Montelius: If you're setting up temporary surveillance to catch a specific incident, that's where wireless really makes sense. A short-term covert surveillance system could easily and quickly be installed while avoiding the expense and disruption of installing permanent cable. The system could then be removed once the necessary data is captured.

BUILDINGS: How do you determine where wireless cameras can be placed in your facility?
Montelius: Look at the difficulty of cable installation. If it's problematic to get cable from wherever your recording equipment is to a particular location, you've got a good candidate for wireless.

Even though they're wireless, the cameras still require power. Therefore, wherever you place them, they still need to be close enough to get 120v power to the camera itself. They also need to be within wireless range of some type of receiver.

Blanco: The effectiveness of the camera will rely on the optimal signal strength of the wireless transmission. Poor signal strength will decrease picture quality. Avoid locations with metal surroundings or under power lines.

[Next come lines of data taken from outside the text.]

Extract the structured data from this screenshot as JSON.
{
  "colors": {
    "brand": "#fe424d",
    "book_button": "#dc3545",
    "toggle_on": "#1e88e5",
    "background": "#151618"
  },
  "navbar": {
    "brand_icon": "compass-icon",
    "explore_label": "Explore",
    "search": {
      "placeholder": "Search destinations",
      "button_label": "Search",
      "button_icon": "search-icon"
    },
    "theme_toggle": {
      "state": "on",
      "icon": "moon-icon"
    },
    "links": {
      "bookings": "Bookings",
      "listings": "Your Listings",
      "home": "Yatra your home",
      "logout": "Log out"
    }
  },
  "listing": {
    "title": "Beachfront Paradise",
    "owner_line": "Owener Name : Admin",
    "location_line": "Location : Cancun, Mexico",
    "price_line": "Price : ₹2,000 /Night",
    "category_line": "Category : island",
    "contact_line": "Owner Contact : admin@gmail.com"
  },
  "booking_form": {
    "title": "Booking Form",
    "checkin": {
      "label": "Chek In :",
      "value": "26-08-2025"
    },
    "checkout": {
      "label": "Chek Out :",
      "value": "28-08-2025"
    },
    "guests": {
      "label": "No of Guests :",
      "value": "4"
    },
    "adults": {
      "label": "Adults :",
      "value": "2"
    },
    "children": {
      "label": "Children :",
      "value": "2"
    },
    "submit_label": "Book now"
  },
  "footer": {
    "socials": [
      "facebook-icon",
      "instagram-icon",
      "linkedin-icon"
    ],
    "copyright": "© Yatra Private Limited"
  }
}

BUILDINGS: Is there any difference between using wireless cameras indoors vs. outdoors?
Building construction can greatly affect wireless transmission indoors. Steel beam construction reflects transmissions and can alter signal strength and coverage patterns. Existing wireless systems—such as communications, paging, and telemetry systems–can interfere as well.

Blanco: You should consider the elements when mounting a camera outdoors. Avoid placing wireless cameras on metal buildings as metal will cause the signal to reflect. Also avoid going over power lines because the electromagnetic field can reduce the wireless signal.

BUILDINGS: Are there any downsides or considerations to anticipate?
Montelius: When you're going wireless, you'll typically throttle back the bandwidth. You may not get the same frame rate over wireless that you might get with hardwired systems where you'd use the full bandwidth available.

Reducing the frame rate from the real-time rate of 30 frames per second (fps) down to 15 fps is almost unnoticeable and uses half the bandwidth. Most applications operate perfectly well at 8, 4, and sometimes 2 fps.

Blanco: One of the major downsides would be interference from other wireless devices or electromagnetic fields, such as cordless phones. A conflict can be caused if two devices use a similar wireless frequency, canceling each other out.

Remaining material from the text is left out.